Toujours dans l’esprit de cette citation de Mandela mais sur un autre plan, il y a cette même lueur de bonté, de sensibilité, de grandeur et d’espoir, chez ces jeunes élèves, garçons et filles des lycée et collège du petit centre de Nouakchott qui ont quitté, ensemble, leurs salles de classes à chaudes larmes, afin de se rendre chez une des leurs, décédée le 8 Février dernier, lors d’un accident de circulation entre Rosso et Nouakchott. Choqués par leur comportement, les parents ont fini par prendre le même chemin, pour partager et exprimer leur sympathie à la famille de la défunte. Les cours ont été perturbés pendant une semaine. C’est la Mauritanie d’hier, la belle, l’adorable, écornée par le système.

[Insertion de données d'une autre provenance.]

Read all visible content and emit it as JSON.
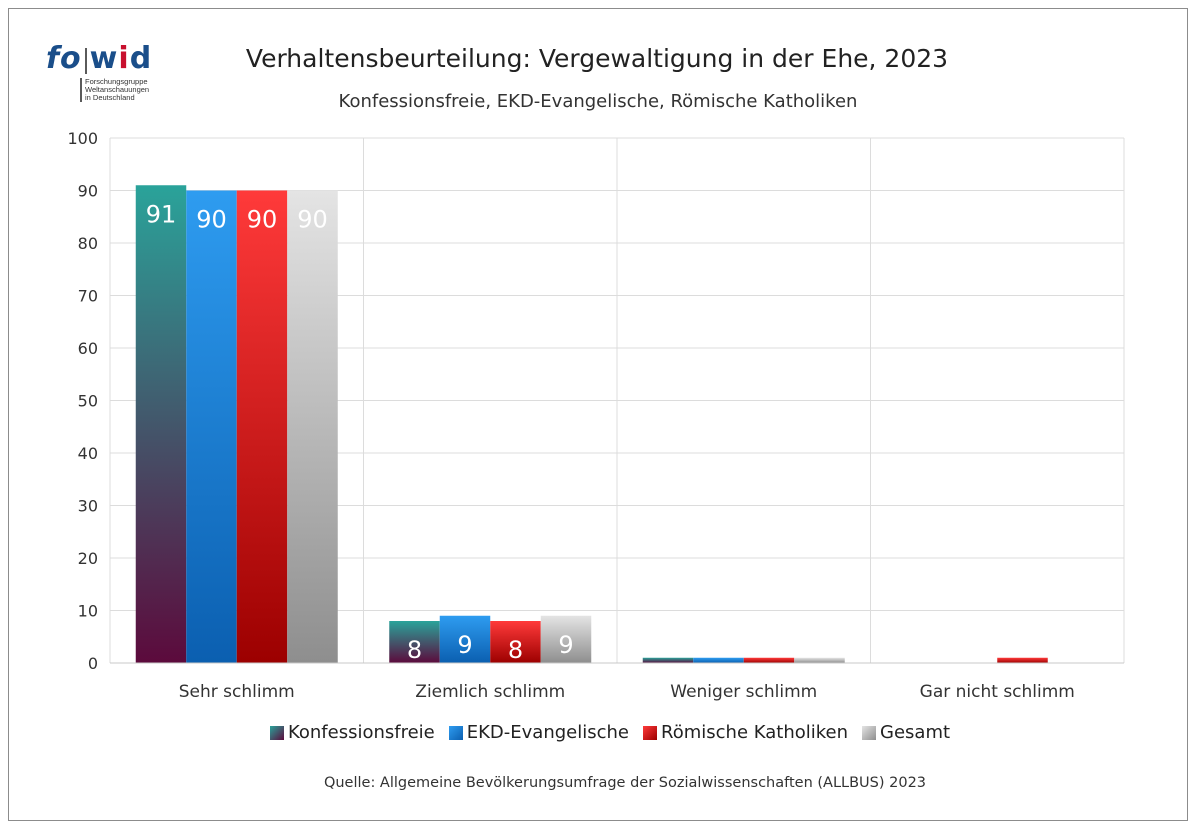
{
  "logo": {
    "wordmark_fo": "fo",
    "wordmark_w": "w",
    "wordmark_i": "i",
    "wordmark_d": "d",
    "tagline_1": "Forschungsgruppe",
    "tagline_2": "Weltanschauungen",
    "tagline_3": "in Deutschland"
  },
  "source_text": "Quelle: Allgemeine Bevölkerungsumfrage der Sozialwissenschaften (ALLBUS) 2023",
  "colors": {
    "konfessionsfreie_top": "#2aa39a",
    "konfessionsfreie_bottom": "#5c0a3c",
    "ekd_top": "#2e9cf0",
    "ekd_bottom": "#0b5fb0",
    "rk_top": "#ff3a3a",
    "rk_bottom": "#9c0000",
    "gesamt_top": "#e4e4e4",
    "gesamt_bottom": "#8e8e8e",
    "grid": "#dcdcdc"
  },
  "chart_data": {
    "type": "bar",
    "title": "Verhaltensbeurteilung: Vergewaltigung in der Ehe, 2023",
    "subtitle": "Konfessionsfreie, EKD-Evangelische, Römische Katholiken",
    "categories": [
      "Sehr schlimm",
      "Ziemlich schlimm",
      "Weniger schlimm",
      "Gar nicht schlimm"
    ],
    "series": [
      {
        "name": "Konfessionsfreie",
        "values": [
          91,
          8,
          1,
          0
        ],
        "labels": [
          "91",
          "8",
          "",
          ""
        ]
      },
      {
        "name": "EKD-Evangelische",
        "values": [
          90,
          9,
          1,
          0
        ],
        "labels": [
          "90",
          "9",
          "",
          ""
        ]
      },
      {
        "name": "Römische Katholiken",
        "values": [
          90,
          8,
          1,
          1
        ],
        "labels": [
          "90",
          "8",
          "",
          ""
        ]
      },
      {
        "name": "Gesamt",
        "values": [
          90,
          9,
          1,
          0
        ],
        "labels": [
          "90",
          "9",
          "",
          ""
        ]
      }
    ],
    "ylim": [
      0,
      100
    ],
    "yticks": [
      "0",
      "10",
      "20",
      "30",
      "40",
      "50",
      "60",
      "70",
      "80",
      "90",
      "100"
    ],
    "xlabel": "",
    "ylabel": "",
    "grid": true,
    "legend_position": "bottom"
  }
}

Un mot de remerciements à tous ceux qui se sont mobilisés, à travers le Monde, pour la libération d’ould Slahi, toujours en prison, malgré la décision d’un juge de le libérer et l’absence de preuves contre lui aux USA ,au Canada, en Mauritanie, en Allemagne. Peut-être que ceux qui l’ont exfiltré bénéficient de solides appuis auprès des lobbies capables d’influencer l’administration américaine. La reconnaissance va également à l’endroit de tous ceux qui nous ont entourés d’affection et de chaleur humaine, pendant les exactions, particulièrement aux aimables geôliers qui étaient en contact direct avec nous.